Being sure about the decision did not mean the road was paved for us, it was more like a bóithrín; some sizeable potholes, lots of blind corners and the odd tractor to overtake or avoid. Returning emigrants must overcome all the same obstacles they did when they left; no credit rating, no local work experience or references, no driving record, no insurance history. I hope that by sharing some of what I learned you may be better prepared than I was.
The housing crisis is real. Obviously, everyone’s scenario is different, many people will plan to return to parents or family homes before getting a job and their own place, but not everyone will have that luxury or for that matter consider it to be a luxury! If you need to find somewhere to live on your return you should budget €1,250-€1,750p per month (for the first months rent and a security deposit depending where you are in the country) and €1,500 for moving costs and miscellaneous expenses. Although most places are rented furnished, they might not come with kitchen equipment and utensils, bedside tables or enough storage. €1750 p/m will get you a nice one bedroom in Dublin city centre, a two bed a bit further out, or a nice family home in other areas of the country.

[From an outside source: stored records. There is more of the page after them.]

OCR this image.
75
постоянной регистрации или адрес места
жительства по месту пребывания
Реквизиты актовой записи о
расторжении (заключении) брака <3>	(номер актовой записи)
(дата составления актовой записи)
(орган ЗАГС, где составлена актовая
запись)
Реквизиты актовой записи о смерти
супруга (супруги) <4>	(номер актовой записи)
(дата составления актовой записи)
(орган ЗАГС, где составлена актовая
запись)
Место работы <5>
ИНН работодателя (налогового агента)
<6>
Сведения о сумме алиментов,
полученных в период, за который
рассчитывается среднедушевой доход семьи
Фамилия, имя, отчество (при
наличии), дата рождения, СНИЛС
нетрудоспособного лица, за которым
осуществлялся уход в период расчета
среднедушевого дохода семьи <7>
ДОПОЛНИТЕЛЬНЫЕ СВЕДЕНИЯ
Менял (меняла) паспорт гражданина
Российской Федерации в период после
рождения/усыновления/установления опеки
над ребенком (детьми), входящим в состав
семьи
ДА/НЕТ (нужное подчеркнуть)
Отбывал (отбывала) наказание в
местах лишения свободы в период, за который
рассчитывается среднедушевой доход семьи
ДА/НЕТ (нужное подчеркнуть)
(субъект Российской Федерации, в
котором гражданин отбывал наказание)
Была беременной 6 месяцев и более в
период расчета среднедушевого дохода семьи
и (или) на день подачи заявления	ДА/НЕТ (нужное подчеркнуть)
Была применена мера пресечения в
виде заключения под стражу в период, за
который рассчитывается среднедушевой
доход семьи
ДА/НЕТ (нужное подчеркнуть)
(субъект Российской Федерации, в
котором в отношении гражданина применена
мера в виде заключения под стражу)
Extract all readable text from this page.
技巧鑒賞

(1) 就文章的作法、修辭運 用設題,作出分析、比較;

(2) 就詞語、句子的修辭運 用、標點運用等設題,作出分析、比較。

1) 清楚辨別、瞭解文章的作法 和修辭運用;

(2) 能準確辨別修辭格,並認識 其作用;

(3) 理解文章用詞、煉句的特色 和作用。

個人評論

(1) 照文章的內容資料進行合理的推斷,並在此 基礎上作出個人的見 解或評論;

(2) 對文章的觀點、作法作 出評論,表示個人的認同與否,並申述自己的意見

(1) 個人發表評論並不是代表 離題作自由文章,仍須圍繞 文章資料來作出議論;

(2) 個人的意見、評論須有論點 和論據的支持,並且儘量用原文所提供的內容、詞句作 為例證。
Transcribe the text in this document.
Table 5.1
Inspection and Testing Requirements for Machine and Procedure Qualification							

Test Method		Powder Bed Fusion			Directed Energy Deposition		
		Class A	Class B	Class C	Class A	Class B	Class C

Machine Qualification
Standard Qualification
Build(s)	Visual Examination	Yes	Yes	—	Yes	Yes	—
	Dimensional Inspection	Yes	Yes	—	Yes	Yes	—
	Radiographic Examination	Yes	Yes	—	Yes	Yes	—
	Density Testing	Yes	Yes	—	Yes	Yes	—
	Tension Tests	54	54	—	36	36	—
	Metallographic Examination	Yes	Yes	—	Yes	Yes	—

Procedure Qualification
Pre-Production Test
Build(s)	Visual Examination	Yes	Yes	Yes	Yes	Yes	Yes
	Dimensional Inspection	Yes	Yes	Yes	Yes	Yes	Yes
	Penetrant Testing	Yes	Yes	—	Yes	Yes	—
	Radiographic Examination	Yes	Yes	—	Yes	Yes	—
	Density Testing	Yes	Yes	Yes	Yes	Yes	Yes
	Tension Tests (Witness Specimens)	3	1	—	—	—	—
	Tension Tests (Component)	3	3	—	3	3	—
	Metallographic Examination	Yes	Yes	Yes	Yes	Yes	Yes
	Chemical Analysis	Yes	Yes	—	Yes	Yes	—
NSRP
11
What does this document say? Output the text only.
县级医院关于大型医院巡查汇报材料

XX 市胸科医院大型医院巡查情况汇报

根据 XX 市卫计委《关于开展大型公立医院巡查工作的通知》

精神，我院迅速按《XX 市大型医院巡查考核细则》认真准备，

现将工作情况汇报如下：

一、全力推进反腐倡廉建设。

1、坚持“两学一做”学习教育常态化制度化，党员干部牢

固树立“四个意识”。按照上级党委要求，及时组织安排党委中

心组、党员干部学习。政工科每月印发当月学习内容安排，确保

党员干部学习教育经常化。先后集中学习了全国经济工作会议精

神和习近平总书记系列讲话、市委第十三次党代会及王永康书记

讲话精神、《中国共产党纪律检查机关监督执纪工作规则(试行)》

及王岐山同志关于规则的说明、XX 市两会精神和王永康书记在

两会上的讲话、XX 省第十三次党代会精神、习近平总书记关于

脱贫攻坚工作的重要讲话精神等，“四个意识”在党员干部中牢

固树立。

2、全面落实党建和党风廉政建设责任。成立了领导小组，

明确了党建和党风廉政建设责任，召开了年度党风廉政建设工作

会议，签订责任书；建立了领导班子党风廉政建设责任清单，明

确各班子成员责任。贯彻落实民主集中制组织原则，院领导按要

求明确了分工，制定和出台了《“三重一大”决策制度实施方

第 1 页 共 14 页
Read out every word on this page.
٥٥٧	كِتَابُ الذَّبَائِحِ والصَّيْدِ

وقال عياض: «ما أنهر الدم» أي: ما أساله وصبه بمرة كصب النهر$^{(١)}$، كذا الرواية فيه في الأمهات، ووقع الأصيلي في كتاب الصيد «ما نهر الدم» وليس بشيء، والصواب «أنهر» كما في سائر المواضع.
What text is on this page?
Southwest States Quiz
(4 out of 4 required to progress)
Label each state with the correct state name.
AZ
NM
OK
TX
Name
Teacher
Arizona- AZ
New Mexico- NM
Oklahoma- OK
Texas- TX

Landlords have the right to request a significant amount of personal information if you want to rent from them so be ready. Before you leave your adopted country get at least two written references from landlords, a character reference or two from former employers and bank statements showing a years worth of rent payments and evidence of current funds. If you already have a job here get a letter from your employer that states your position and your wages. When you go to a viewing have everything printed out and try and make a personal connection with the estate agent. You need to make yourself memorable and a very appealing tenant in a market where there could be 30-50 other people there to view the property – at least that was my experience in Dublin.